Long waves dissipation and harmonic generation by coastal vegetation

In this paper, we study the harmonic generation and energy dissipation as water waves propagating through coastal vegetation. Applying the homogenization theory, linear wave models have been developed for a heterogeneous coastal forest in previous works (e.g. [17], [10], [11]). In this study, the weakly nonlinear effects are investigated. The coastal forest is modeled by an array of rigid and vertically surface-piercing cylinders. Assuming monochromatic waves with weak nonlinearity incident upon the forest, higher harmonic waves are expected to be generated and radiated into open water.
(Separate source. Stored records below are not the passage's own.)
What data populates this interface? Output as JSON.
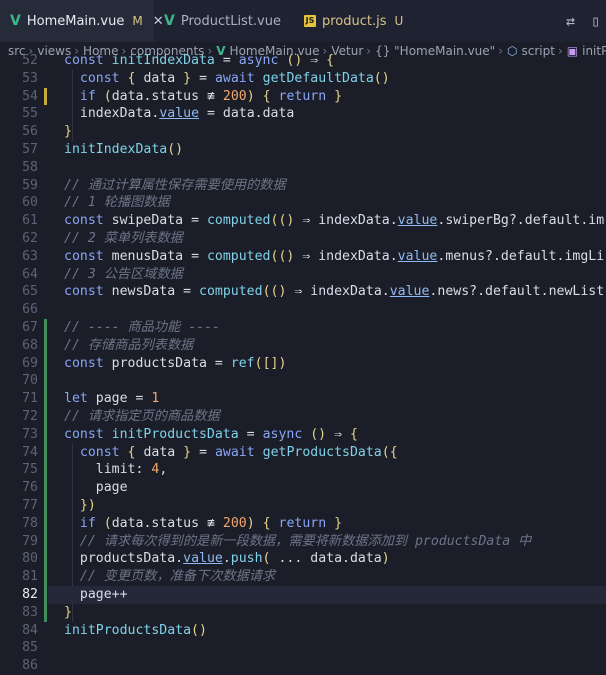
{
  "tabs": [
    {
      "label": "HomeMain.vue",
      "status": "M",
      "icon": "vue-icon",
      "active": true
    },
    {
      "label": "ProductList.vue",
      "status": "",
      "icon": "vue-icon",
      "active": false
    },
    {
      "label": "product.js",
      "status": "U",
      "icon": "js-icon",
      "active": false
    }
  ],
  "breadcrumb": {
    "src": "src",
    "views": "views",
    "home": "Home",
    "components": "components",
    "file": "HomeMain.vue",
    "vetur": "Vetur",
    "component": "{} \"HomeMain.vue\"",
    "script": "script",
    "init": "initP"
  },
  "code": {
    "current_line": 82,
    "lines": [
      {
        "n": "52",
        "t": "  const initIndexData = async () ⇒ {"
      },
      {
        "n": "53",
        "t": "    const { data } = await getDefaultData()"
      },
      {
        "n": "54",
        "t": "    if (data.status ≢ 200) { return }"
      },
      {
        "n": "55",
        "t": "    indexData.value = data.data"
      },
      {
        "n": "56",
        "t": "  }"
      },
      {
        "n": "57",
        "t": "  initIndexData()"
      },
      {
        "n": "58",
        "t": ""
      },
      {
        "n": "59",
        "t": "  // 通过计算属性保存需要使用的数据"
      },
      {
        "n": "60",
        "t": "  // 1 轮播图数据"
      },
      {
        "n": "61",
        "t": "  const swipeData = computed(() ⇒ indexData.value.swiperBg?.default.im"
      },
      {
        "n": "62",
        "t": "  // 2 菜单列表数据"
      },
      {
        "n": "63",
        "t": "  const menusData = computed(() ⇒ indexData.value.menus?.default.imgLi"
      },
      {
        "n": "64",
        "t": "  // 3 公告区域数据"
      },
      {
        "n": "65",
        "t": "  const newsData = computed(() ⇒ indexData.value.news?.default.newList"
      },
      {
        "n": "66",
        "t": ""
      },
      {
        "n": "67",
        "t": "  // ---- 商品功能 ----"
      },
      {
        "n": "68",
        "t": "  // 存储商品列表数据"
      },
      {
        "n": "69",
        "t": "  const productsData = ref([])"
      },
      {
        "n": "70",
        "t": ""
      },
      {
        "n": "71",
        "t": "  let page = 1"
      },
      {
        "n": "72",
        "t": "  // 请求指定页的商品数据"
      },
      {
        "n": "73",
        "t": "  const initProductsData = async () ⇒ {"
      },
      {
        "n": "74",
        "t": "    const { data } = await getProductsData({"
      },
      {
        "n": "75",
        "t": "      limit: 4,"
      },
      {
        "n": "76",
        "t": "      page"
      },
      {
        "n": "77",
        "t": "    })"
      },
      {
        "n": "78",
        "t": "    if (data.status ≢ 200) { return }"
      },
      {
        "n": "79",
        "t": "    // 请求每次得到的是新一段数据，需要将新数据添加到 productsData 中"
      },
      {
        "n": "80",
        "t": "    productsData.value.push( ... data.data)"
      },
      {
        "n": "81",
        "t": "    // 变更页数，准备下次数据请求"
      },
      {
        "n": "82",
        "t": "    page++"
      },
      {
        "n": "83",
        "t": "  }"
      },
      {
        "n": "84",
        "t": "  initProductsData()"
      },
      {
        "n": "85",
        "t": ""
      },
      {
        "n": "86",
        "t": ""
      }
    ]
  }
}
Using the multi-scale perturbation theory, micro-scale flows in the vicinity of cylinders and macro-scale wave dynamics are separated. Expressing the unknown variables (e.g. velocity, free surface elevation) as a superposition of different harmonic components, the governing equations for each mode are derived while different harmonics are interacting with each other because of nonlinearity in the cell problem. Different from the linear models, the leading-order cell problem for micro-scale flow motion, driven by the macro-scale pressure gradient, is now a nonlinear boundary-value-problem, while the wavelength-scale problem for wave dynamics remains linear. A modified pressure correction method is employed to solve the nonlinear cell problem. An iterative scheme is introduced to connect the micro-scale and macro-scale problems. To demonstrate the theoretical results, we consider incident waves scattered by a homogeneous forest belt in a constant shallow depth. Higher harmonic waves are generated within the cylinder array and radiated out to the open water region. The comparisons of numerical results obtained by linear and nonlinear models are presented and the behavior of different harmonic components is discussed. The effects of different physical parameters on wave solutions are discussed as well.